The Massachusetts Appeals Court heard argument in Rice and Another v. East Coast Building Materials LLC and Another concerning a 2014 construction accident in which a pallet of sheetrock fell and killed Steven Reese. Liberty Mutual, as subrogee for Suffolk Construction, urged the court to find Mansoor Construction failed to address a visible hazard—delivery of sheetrock near an active work area—contravening OSHA standards and the contract safety plan.
Liberty Mutual counsel Daniel Tai recounted testimony that multiple Mansoor employees observed the delivery and failed to secure the excavation or warn workers, pointed to recorded statements and an OSHA citation, and described a settlement history culminating in a $12,000,000 resolution with reserves and claim notes indicating that Travelers believed Mansoor owed indemnity. "There are many, many regulations... including do not let your workers be under a suspended load," Tai told the panel and asked the court to address the legal consequences of the record evidence.

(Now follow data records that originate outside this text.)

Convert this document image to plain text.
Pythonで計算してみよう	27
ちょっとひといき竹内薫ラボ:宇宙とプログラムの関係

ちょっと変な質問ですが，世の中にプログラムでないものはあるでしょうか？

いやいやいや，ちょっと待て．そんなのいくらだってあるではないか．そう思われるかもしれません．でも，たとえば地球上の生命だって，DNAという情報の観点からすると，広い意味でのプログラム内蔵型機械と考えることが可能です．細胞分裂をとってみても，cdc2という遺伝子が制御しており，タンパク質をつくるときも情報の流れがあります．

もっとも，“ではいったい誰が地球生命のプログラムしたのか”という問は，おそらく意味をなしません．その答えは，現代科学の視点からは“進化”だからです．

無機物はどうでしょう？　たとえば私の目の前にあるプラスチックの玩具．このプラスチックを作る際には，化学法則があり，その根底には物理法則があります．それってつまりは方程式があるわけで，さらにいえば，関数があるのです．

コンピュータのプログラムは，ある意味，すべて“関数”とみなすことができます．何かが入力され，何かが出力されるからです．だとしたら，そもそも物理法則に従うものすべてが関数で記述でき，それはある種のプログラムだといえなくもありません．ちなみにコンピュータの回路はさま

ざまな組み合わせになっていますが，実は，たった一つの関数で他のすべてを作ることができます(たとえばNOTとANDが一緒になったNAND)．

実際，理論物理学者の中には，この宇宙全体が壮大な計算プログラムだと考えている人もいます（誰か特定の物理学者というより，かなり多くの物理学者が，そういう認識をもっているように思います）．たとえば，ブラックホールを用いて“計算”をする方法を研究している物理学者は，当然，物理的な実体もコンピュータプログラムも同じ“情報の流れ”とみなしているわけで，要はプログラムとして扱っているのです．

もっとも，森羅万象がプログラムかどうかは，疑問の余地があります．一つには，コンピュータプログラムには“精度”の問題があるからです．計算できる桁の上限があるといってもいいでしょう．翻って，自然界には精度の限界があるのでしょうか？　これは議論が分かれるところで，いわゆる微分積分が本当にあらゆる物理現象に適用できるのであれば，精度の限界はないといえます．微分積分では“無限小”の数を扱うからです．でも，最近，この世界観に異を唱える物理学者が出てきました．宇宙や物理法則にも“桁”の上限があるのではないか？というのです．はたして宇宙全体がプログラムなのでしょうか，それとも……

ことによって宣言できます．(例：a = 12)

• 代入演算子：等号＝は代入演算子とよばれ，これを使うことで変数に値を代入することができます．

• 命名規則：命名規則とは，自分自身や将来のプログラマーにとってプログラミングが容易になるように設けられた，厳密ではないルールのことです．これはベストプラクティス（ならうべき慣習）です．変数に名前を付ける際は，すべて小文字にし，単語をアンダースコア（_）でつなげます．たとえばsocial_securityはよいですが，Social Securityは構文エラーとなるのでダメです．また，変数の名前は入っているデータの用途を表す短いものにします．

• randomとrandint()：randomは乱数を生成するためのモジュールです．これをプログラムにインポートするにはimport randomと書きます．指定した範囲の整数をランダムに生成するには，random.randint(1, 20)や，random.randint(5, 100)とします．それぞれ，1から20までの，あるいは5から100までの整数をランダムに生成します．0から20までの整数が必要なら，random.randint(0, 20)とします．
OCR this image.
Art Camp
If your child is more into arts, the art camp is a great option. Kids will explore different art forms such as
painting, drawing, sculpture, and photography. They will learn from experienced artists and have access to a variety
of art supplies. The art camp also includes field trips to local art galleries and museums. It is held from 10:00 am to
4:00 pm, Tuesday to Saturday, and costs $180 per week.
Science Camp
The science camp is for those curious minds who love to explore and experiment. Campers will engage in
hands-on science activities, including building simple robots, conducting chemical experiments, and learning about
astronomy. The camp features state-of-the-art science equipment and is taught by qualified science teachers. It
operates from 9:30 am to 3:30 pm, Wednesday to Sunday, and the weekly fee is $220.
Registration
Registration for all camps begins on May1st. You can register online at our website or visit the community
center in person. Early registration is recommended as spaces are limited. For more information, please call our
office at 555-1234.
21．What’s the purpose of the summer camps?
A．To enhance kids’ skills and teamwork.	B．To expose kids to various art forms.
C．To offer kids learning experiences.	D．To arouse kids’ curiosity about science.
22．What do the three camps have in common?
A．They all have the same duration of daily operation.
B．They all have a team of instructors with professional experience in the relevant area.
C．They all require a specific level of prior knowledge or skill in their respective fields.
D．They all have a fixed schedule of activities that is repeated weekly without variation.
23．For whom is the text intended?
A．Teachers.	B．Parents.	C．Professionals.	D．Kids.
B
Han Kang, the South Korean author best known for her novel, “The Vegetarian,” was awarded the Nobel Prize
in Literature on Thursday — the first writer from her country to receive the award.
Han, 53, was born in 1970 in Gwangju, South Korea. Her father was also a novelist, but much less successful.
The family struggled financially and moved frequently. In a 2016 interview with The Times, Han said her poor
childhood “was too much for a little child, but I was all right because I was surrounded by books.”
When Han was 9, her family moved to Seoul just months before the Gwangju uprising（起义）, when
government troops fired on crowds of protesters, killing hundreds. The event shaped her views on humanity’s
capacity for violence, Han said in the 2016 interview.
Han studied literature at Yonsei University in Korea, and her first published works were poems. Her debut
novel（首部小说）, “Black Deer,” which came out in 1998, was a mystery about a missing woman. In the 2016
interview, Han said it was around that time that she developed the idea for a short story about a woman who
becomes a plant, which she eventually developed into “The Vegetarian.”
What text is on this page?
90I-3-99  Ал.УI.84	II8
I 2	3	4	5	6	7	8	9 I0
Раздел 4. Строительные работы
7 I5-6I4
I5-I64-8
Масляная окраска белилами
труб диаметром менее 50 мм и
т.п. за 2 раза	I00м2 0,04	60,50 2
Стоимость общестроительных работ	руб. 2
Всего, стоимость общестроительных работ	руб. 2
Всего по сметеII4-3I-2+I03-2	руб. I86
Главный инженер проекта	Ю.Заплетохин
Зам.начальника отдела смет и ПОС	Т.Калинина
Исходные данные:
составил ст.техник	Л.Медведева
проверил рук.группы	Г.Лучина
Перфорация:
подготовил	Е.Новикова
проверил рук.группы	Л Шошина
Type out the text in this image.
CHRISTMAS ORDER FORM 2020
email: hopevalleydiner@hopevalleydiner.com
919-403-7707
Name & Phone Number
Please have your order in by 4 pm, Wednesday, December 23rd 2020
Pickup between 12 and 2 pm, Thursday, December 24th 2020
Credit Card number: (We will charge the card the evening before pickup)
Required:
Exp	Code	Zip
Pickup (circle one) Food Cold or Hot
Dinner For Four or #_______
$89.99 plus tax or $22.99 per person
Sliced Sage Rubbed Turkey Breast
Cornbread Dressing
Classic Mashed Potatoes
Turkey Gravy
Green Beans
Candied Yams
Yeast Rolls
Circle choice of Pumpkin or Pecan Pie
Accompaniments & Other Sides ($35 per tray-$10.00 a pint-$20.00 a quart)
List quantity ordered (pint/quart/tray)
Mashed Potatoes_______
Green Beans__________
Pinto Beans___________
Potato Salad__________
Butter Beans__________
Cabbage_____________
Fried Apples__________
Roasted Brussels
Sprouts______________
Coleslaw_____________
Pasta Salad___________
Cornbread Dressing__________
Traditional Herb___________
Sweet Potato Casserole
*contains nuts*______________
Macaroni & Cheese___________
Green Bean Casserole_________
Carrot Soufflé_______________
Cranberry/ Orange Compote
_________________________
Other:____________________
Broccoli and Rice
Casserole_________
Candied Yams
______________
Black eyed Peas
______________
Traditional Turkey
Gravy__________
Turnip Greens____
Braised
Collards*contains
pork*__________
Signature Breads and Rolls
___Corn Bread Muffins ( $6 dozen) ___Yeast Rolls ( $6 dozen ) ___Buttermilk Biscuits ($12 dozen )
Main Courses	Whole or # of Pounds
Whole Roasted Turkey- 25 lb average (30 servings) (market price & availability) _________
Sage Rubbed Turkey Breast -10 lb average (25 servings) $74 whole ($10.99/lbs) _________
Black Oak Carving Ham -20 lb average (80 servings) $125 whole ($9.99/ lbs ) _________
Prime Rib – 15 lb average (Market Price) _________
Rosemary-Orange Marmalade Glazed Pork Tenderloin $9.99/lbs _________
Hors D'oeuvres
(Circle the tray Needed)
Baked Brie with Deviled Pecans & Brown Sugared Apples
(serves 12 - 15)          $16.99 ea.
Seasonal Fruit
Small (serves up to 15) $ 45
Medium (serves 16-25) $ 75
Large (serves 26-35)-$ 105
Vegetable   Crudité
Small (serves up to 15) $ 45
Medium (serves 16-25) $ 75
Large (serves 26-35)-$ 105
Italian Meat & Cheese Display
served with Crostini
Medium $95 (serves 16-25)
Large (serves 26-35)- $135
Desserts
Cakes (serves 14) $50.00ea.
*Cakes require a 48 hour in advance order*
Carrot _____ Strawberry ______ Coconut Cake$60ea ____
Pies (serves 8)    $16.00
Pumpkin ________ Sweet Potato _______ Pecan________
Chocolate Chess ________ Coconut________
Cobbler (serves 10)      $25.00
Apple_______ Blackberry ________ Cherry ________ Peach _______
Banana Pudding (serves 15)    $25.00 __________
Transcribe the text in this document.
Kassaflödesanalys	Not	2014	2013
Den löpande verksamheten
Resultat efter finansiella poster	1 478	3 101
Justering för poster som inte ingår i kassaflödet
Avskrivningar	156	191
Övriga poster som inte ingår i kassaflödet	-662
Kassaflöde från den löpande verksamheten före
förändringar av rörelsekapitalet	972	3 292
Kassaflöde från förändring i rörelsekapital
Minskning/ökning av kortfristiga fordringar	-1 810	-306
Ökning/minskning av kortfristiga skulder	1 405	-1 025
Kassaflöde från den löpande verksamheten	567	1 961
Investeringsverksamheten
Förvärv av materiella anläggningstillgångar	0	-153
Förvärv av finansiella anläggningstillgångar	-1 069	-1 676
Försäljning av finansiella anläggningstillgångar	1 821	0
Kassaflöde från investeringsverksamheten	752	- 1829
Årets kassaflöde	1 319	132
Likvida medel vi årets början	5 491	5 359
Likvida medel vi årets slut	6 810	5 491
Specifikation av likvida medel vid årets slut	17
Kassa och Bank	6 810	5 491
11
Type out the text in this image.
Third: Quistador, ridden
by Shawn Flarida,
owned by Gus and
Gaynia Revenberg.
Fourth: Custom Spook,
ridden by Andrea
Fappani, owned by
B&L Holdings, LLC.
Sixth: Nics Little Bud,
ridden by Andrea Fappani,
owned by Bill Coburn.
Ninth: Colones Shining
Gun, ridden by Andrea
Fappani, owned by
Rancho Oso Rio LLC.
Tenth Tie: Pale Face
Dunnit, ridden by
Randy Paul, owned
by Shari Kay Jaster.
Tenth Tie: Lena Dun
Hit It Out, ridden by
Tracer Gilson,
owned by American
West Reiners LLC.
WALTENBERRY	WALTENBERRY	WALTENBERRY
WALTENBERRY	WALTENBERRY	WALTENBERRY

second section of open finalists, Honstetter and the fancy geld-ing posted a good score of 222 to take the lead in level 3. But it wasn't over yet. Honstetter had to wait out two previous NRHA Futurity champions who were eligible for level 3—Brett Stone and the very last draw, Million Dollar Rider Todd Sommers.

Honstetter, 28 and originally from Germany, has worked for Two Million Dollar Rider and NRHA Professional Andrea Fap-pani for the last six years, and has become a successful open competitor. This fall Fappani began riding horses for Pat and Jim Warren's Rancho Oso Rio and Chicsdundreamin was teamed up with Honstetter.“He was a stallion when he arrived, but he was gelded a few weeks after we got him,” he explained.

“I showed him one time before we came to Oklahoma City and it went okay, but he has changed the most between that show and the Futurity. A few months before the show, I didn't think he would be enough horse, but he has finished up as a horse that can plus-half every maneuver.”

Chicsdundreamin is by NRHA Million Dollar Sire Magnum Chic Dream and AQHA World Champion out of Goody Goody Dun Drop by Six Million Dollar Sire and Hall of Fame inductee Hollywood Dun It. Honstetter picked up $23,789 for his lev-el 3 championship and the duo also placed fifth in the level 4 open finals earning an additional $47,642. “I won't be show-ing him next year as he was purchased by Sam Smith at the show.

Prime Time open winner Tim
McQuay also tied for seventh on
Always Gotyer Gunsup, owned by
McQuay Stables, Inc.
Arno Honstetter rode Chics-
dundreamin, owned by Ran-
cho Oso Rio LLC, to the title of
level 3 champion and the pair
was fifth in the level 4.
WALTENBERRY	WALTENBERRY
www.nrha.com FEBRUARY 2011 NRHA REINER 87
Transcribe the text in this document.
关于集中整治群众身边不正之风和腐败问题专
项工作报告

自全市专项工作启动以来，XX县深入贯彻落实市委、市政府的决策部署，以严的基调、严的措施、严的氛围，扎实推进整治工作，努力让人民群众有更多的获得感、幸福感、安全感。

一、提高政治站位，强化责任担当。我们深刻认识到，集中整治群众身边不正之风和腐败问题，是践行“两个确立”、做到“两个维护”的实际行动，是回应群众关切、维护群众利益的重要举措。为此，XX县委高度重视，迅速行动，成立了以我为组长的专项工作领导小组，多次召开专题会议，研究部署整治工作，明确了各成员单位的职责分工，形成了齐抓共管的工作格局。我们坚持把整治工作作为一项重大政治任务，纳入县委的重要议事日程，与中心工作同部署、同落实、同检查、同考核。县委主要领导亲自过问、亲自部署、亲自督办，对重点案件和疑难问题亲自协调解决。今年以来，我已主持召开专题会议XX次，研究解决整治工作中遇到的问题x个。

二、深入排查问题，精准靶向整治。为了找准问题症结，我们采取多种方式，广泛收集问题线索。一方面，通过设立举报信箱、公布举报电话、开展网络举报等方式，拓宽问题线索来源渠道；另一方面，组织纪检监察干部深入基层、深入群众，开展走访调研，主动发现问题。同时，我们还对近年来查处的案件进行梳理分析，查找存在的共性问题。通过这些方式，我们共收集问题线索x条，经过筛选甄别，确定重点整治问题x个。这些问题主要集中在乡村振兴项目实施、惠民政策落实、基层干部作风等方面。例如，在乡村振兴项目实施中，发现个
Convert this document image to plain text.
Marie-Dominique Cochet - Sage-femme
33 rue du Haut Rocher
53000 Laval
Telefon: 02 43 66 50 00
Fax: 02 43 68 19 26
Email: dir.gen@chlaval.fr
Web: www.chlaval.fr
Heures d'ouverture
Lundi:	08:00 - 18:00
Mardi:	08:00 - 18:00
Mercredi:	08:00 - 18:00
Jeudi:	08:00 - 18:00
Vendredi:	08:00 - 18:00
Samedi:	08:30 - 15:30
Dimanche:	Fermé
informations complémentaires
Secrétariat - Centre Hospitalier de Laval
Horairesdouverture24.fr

Mansoor's counsel Andrew McNaught countered that the jury reasonably disbelieved portions of post-incident recorded statements, that the foreman’s live testimony supported the verdict, and that the Hurston/New Boston standard and the jury’s credibility determinations supported affirmance. Travelers’ counsel Brian McDonough focused the panel on whether liability was "reasonably clear" at relevant times and whether the insurer’s damages exposure (internal assessments and a $1 million settlement authority) made later denials unreasonable.
The court heard conflicting arguments about whether the evidence fairly supported Mansoor's verdict and whether insurers’ reserves and internal notes supported a finding of reasonably clear liability exceeding settlement authority. The matter was taken as submitted.